Kilian Schwoon, musicien allemand formé en Allemagne, où il enseigne actuellement la composition électroacoustique à l'université de Brême, peut se targuer d'une intense activité d'interprète et de chercheur dans le domaine de l'électronique en direct, qui l'a amené à réaliser les projets de Luciano Berio dans d'importantes salles internationales. Son Umbrische Fenster- étude acousmatique sur les sons électroacoustiques en plein air – est née en 2001 dans le cadre d'un festival d'été organisé à Panicale, en Ombrie, d'où le titre de la pièce. Invité à cette occasion, avec d'autres compositeurs, à créer des pages inspirées du matériel enregistré sur place, Schwoon a mis en place cette œuvre au profil délicat, conçue pour incorporer les sons du lieu et les sons électroniques, précisément comme des "fenêtres" au milieu de structures sonores qui évoluent et se rapportent aux sons émergés du village.
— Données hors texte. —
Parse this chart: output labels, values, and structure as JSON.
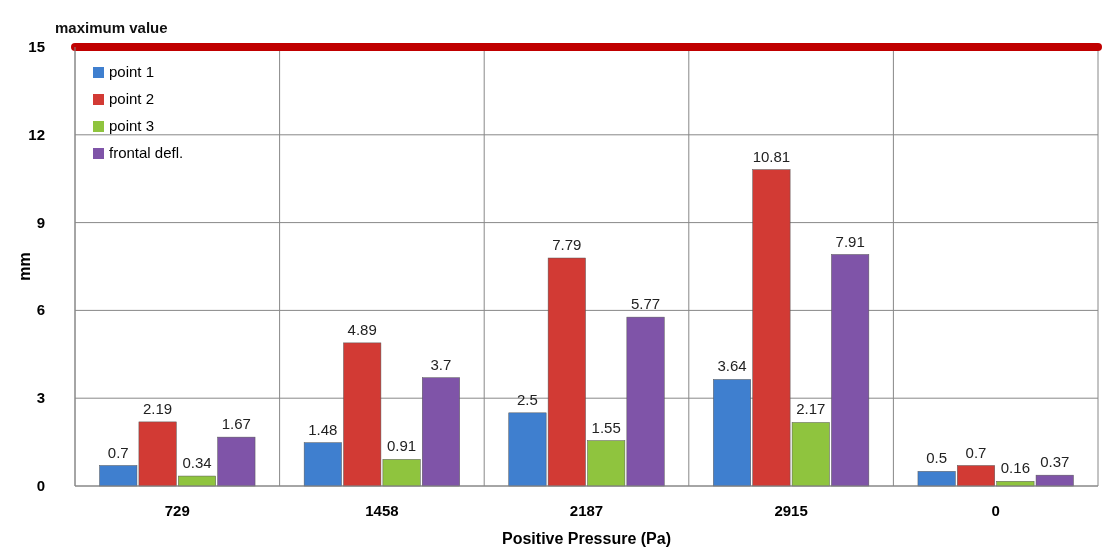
{
  "chart_data": {
    "type": "bar",
    "xlabel": "Positive Pressure (Pa)",
    "ylabel": "mm",
    "categories": [
      "729",
      "1458",
      "2187",
      "2915",
      "0"
    ],
    "series": [
      {
        "name": "point 1",
        "color": "#3f7fcf",
        "values": [
          0.7,
          1.48,
          2.5,
          3.64,
          0.5
        ]
      },
      {
        "name": "point 2",
        "color": "#d23a34",
        "values": [
          2.19,
          4.89,
          7.79,
          10.81,
          0.7
        ]
      },
      {
        "name": "point 3",
        "color": "#8fc43e",
        "values": [
          0.34,
          0.91,
          1.55,
          2.17,
          0.16
        ]
      },
      {
        "name": "frontal defl.",
        "color": "#7f54a8",
        "values": [
          1.67,
          3.7,
          5.77,
          7.91,
          0.37
        ]
      }
    ],
    "ylim": [
      0,
      15
    ],
    "yticks": [
      0,
      3,
      6,
      9,
      12,
      15
    ],
    "grid": true,
    "legend": "top left",
    "data_labels": true,
    "ref_lines": [
      {
        "axis": "y",
        "value": 15,
        "label": "maximum value",
        "color": "#c00000"
      }
    ]
  }
}
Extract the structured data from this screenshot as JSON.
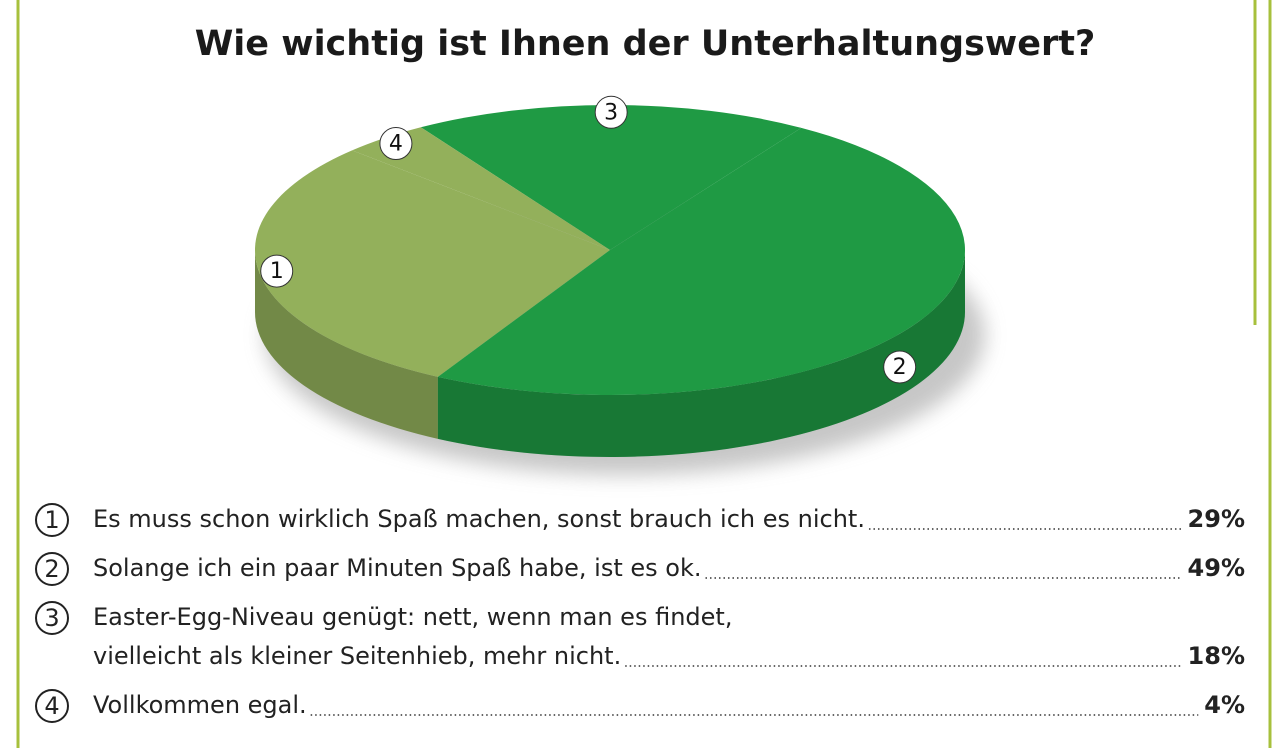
{
  "chart_data": {
    "type": "pie3d",
    "title": "Wie wichtig ist Ihnen der Unterhaltungswert?",
    "labels": [
      "1",
      "2",
      "3",
      "4"
    ],
    "legend": [
      [
        "Es muss schon wirklich Spaß machen, sonst brauch ich es nicht."
      ],
      [
        "Solange ich ein paar Minuten Spaß habe, ist es ok."
      ],
      [
        "Easter-Egg-Niveau genügt: nett, wenn man es findet,",
        "vielleicht als kleiner Seitenhieb, mehr nicht."
      ],
      [
        "Vollkommen egal."
      ]
    ],
    "values": [
      29,
      49,
      18,
      4
    ],
    "value_labels": [
      "29%",
      "49%",
      "18%",
      "4%"
    ],
    "colors": [
      "#93b05b",
      "#1f9a44",
      "#1f9a44",
      "#93b05b"
    ]
  }
}
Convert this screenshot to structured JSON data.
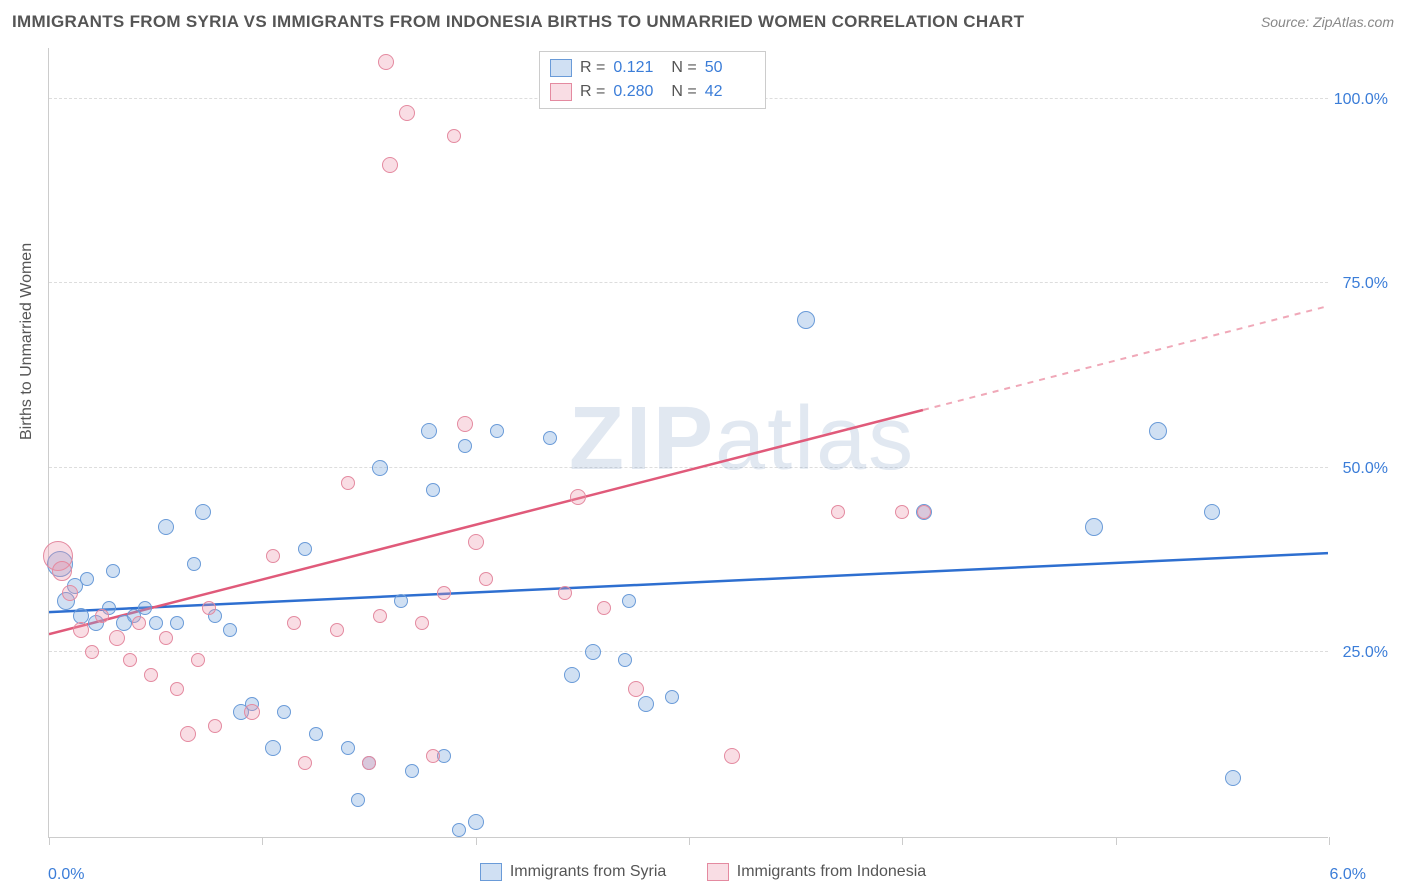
{
  "title": "IMMIGRANTS FROM SYRIA VS IMMIGRANTS FROM INDONESIA BIRTHS TO UNMARRIED WOMEN CORRELATION CHART",
  "source_label": "Source:",
  "source_name": "ZipAtlas.com",
  "watermark": "ZIPatlas",
  "chart": {
    "type": "scatter",
    "x_axis": {
      "min": 0,
      "max": 6.0,
      "ticks": [
        0.0,
        1.0,
        2.0,
        3.0,
        4.0,
        5.0,
        6.0
      ],
      "labels": {
        "start": "0.0%",
        "end": "6.0%"
      }
    },
    "y_axis": {
      "min": 0,
      "max": 107,
      "grid": [
        25,
        50,
        75,
        100
      ],
      "labels": [
        "25.0%",
        "50.0%",
        "75.0%",
        "100.0%"
      ],
      "title": "Births to Unmarried Women"
    },
    "background_color": "#ffffff",
    "grid_color": "#dddddd",
    "axis_color": "#cccccc",
    "tick_label_color": "#3b7dd8",
    "text_color": "#555555",
    "series": [
      {
        "name": "Immigrants from Syria",
        "fill": "rgba(120,165,220,0.35)",
        "stroke": "#6a9bd8",
        "trend_color": "#2e6fd0",
        "trend_dash_color": "#2e6fd0",
        "R": "0.121",
        "N": "50",
        "trend": {
          "y_at_x0": 30.5,
          "y_at_x6": 38.5,
          "solid_until_x": 6.0
        },
        "points": [
          {
            "x": 0.05,
            "y": 37,
            "r": 13
          },
          {
            "x": 0.08,
            "y": 32,
            "r": 9
          },
          {
            "x": 0.12,
            "y": 34,
            "r": 8
          },
          {
            "x": 0.15,
            "y": 30,
            "r": 8
          },
          {
            "x": 0.18,
            "y": 35,
            "r": 7
          },
          {
            "x": 0.22,
            "y": 29,
            "r": 8
          },
          {
            "x": 0.28,
            "y": 31,
            "r": 7
          },
          {
            "x": 0.3,
            "y": 36,
            "r": 7
          },
          {
            "x": 0.35,
            "y": 29,
            "r": 8
          },
          {
            "x": 0.4,
            "y": 30,
            "r": 7
          },
          {
            "x": 0.45,
            "y": 31,
            "r": 7
          },
          {
            "x": 0.5,
            "y": 29,
            "r": 7
          },
          {
            "x": 0.55,
            "y": 42,
            "r": 8
          },
          {
            "x": 0.6,
            "y": 29,
            "r": 7
          },
          {
            "x": 0.68,
            "y": 37,
            "r": 7
          },
          {
            "x": 0.72,
            "y": 44,
            "r": 8
          },
          {
            "x": 0.78,
            "y": 30,
            "r": 7
          },
          {
            "x": 0.85,
            "y": 28,
            "r": 7
          },
          {
            "x": 0.9,
            "y": 17,
            "r": 8
          },
          {
            "x": 0.95,
            "y": 18,
            "r": 7
          },
          {
            "x": 1.05,
            "y": 12,
            "r": 8
          },
          {
            "x": 1.1,
            "y": 17,
            "r": 7
          },
          {
            "x": 1.2,
            "y": 39,
            "r": 7
          },
          {
            "x": 1.25,
            "y": 14,
            "r": 7
          },
          {
            "x": 1.4,
            "y": 12,
            "r": 7
          },
          {
            "x": 1.45,
            "y": 5,
            "r": 7
          },
          {
            "x": 1.5,
            "y": 10,
            "r": 7
          },
          {
            "x": 1.55,
            "y": 50,
            "r": 8
          },
          {
            "x": 1.65,
            "y": 32,
            "r": 7
          },
          {
            "x": 1.7,
            "y": 9,
            "r": 7
          },
          {
            "x": 1.78,
            "y": 55,
            "r": 8
          },
          {
            "x": 1.8,
            "y": 47,
            "r": 7
          },
          {
            "x": 1.85,
            "y": 11,
            "r": 7
          },
          {
            "x": 1.92,
            "y": 1,
            "r": 7
          },
          {
            "x": 1.95,
            "y": 53,
            "r": 7
          },
          {
            "x": 2.0,
            "y": 2,
            "r": 8
          },
          {
            "x": 2.1,
            "y": 55,
            "r": 7
          },
          {
            "x": 2.35,
            "y": 54,
            "r": 7
          },
          {
            "x": 2.45,
            "y": 22,
            "r": 8
          },
          {
            "x": 2.55,
            "y": 25,
            "r": 8
          },
          {
            "x": 2.7,
            "y": 24,
            "r": 7
          },
          {
            "x": 2.72,
            "y": 32,
            "r": 7
          },
          {
            "x": 2.8,
            "y": 18,
            "r": 8
          },
          {
            "x": 2.92,
            "y": 19,
            "r": 7
          },
          {
            "x": 3.55,
            "y": 70,
            "r": 9
          },
          {
            "x": 4.1,
            "y": 44,
            "r": 8
          },
          {
            "x": 4.9,
            "y": 42,
            "r": 9
          },
          {
            "x": 5.2,
            "y": 55,
            "r": 9
          },
          {
            "x": 5.45,
            "y": 44,
            "r": 8
          },
          {
            "x": 5.55,
            "y": 8,
            "r": 8
          }
        ]
      },
      {
        "name": "Immigrants from Indonesia",
        "fill": "rgba(235,150,170,0.32)",
        "stroke": "#e48aa0",
        "trend_color": "#e05a7a",
        "trend_dash_color": "#f0a8b8",
        "R": "0.280",
        "N": "42",
        "trend": {
          "y_at_x0": 27.5,
          "y_at_x6": 72.0,
          "solid_until_x": 4.1
        },
        "points": [
          {
            "x": 0.04,
            "y": 38,
            "r": 15
          },
          {
            "x": 0.06,
            "y": 36,
            "r": 10
          },
          {
            "x": 0.1,
            "y": 33,
            "r": 8
          },
          {
            "x": 0.15,
            "y": 28,
            "r": 8
          },
          {
            "x": 0.2,
            "y": 25,
            "r": 7
          },
          {
            "x": 0.25,
            "y": 30,
            "r": 7
          },
          {
            "x": 0.32,
            "y": 27,
            "r": 8
          },
          {
            "x": 0.38,
            "y": 24,
            "r": 7
          },
          {
            "x": 0.42,
            "y": 29,
            "r": 7
          },
          {
            "x": 0.48,
            "y": 22,
            "r": 7
          },
          {
            "x": 0.55,
            "y": 27,
            "r": 7
          },
          {
            "x": 0.6,
            "y": 20,
            "r": 7
          },
          {
            "x": 0.65,
            "y": 14,
            "r": 8
          },
          {
            "x": 0.7,
            "y": 24,
            "r": 7
          },
          {
            "x": 0.75,
            "y": 31,
            "r": 7
          },
          {
            "x": 0.78,
            "y": 15,
            "r": 7
          },
          {
            "x": 0.95,
            "y": 17,
            "r": 8
          },
          {
            "x": 1.05,
            "y": 38,
            "r": 7
          },
          {
            "x": 1.15,
            "y": 29,
            "r": 7
          },
          {
            "x": 1.2,
            "y": 10,
            "r": 7
          },
          {
            "x": 1.35,
            "y": 28,
            "r": 7
          },
          {
            "x": 1.4,
            "y": 48,
            "r": 7
          },
          {
            "x": 1.5,
            "y": 10,
            "r": 7
          },
          {
            "x": 1.55,
            "y": 30,
            "r": 7
          },
          {
            "x": 1.58,
            "y": 105,
            "r": 8
          },
          {
            "x": 1.6,
            "y": 91,
            "r": 8
          },
          {
            "x": 1.68,
            "y": 98,
            "r": 8
          },
          {
            "x": 1.75,
            "y": 29,
            "r": 7
          },
          {
            "x": 1.8,
            "y": 11,
            "r": 7
          },
          {
            "x": 1.85,
            "y": 33,
            "r": 7
          },
          {
            "x": 1.9,
            "y": 95,
            "r": 7
          },
          {
            "x": 1.95,
            "y": 56,
            "r": 8
          },
          {
            "x": 2.0,
            "y": 40,
            "r": 8
          },
          {
            "x": 2.05,
            "y": 35,
            "r": 7
          },
          {
            "x": 2.42,
            "y": 33,
            "r": 7
          },
          {
            "x": 2.48,
            "y": 46,
            "r": 8
          },
          {
            "x": 2.6,
            "y": 31,
            "r": 7
          },
          {
            "x": 2.75,
            "y": 20,
            "r": 8
          },
          {
            "x": 3.2,
            "y": 11,
            "r": 8
          },
          {
            "x": 3.7,
            "y": 44,
            "r": 7
          },
          {
            "x": 4.0,
            "y": 44,
            "r": 7
          },
          {
            "x": 4.1,
            "y": 44,
            "r": 7
          }
        ]
      }
    ]
  },
  "legend_bottom": {
    "series1": "Immigrants from Syria",
    "series2": "Immigrants from Indonesia"
  },
  "legend_top_labels": {
    "R": "R =",
    "N": "N ="
  }
}
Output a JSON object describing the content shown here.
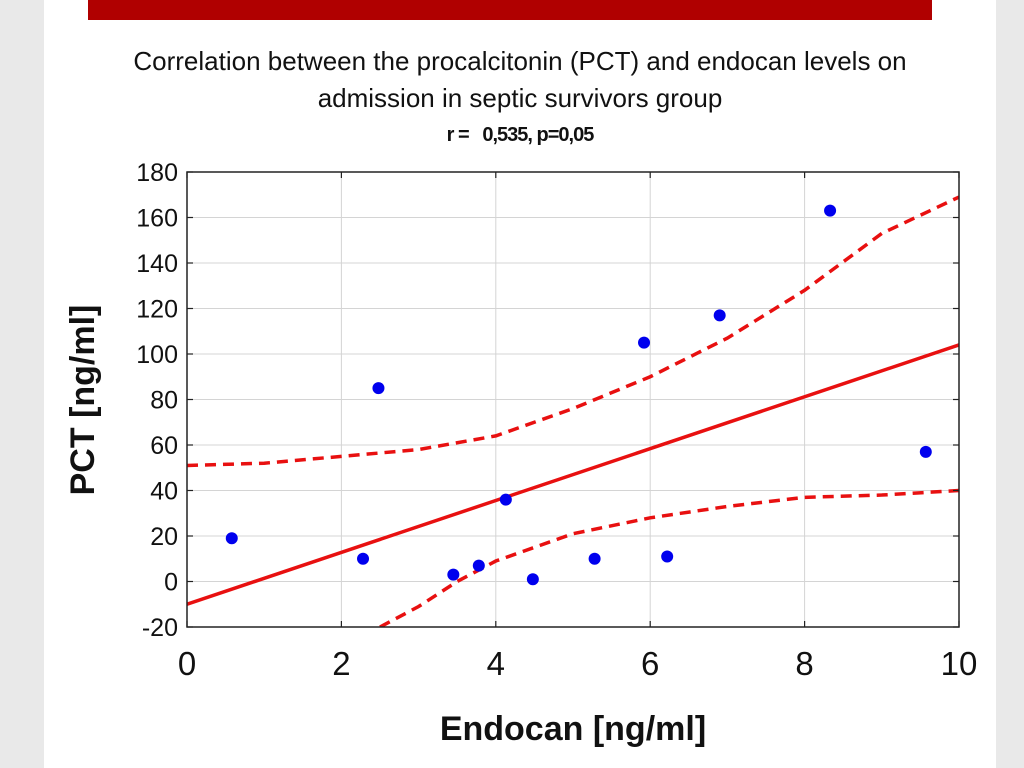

Pour confirmer la qualité du festival, et pour conclure la soirée et le festival, Tree Blossom IV, quatrième version (2018) d'une œuvre audiovisuelle de Christian Banasik, compositeur allemand d'origine polonaise, invité d'honneur de l'événement. Basanik est une figure importante dans le domaine de la musique électroacoustique, active dans la ville de Düsseldorf, où il enseigne à l'université dans le département son et image. Malheureusement, l'épidémie de Covid 19 a empêché l'arrivée de certains jeunes étudiants du département. Mais Basanik a néanmoins été le protagoniste d'une rencontre intéressante avec le public avant le concert. La conception de Tree Bloom IV vient de la bande sonore que Basanik lui-même avait créée il y a des années pour accompagner un film muet, un documentaire de 1929 sur un festival de vieux folk qui se déroulait chaque année à Werder, près de Berlin. Cette musique a été composée à l'origine pour un piano et un sampler, contrôlés par le MIDI. L'écriture actuelle est basée sur cette bande sonore, mais l'élargit en termes d'atmosphère et d'expressivité émotionnelle et spatiale, dans le sens où les sons du piano sont traités et mélangés à des voix fixées sur des enregistrements des années 1930, faisant écho à des motifs de L’Opéra de quat’sous de Weill-Brecht, contemporain du film original et des enregistrements d'époque. Et comme la vidéo a été retravaillée au goût du jour, en accord avec le profil musical, de cette réécriture émergent des nuances de couleurs, des mouvements rythmiques, et des morceaux de motifs concrets. Et tout cela a contribué à créer une atmosphère rare, et de forte intensité, qui a conclu le Festival d’un sceau très particulier.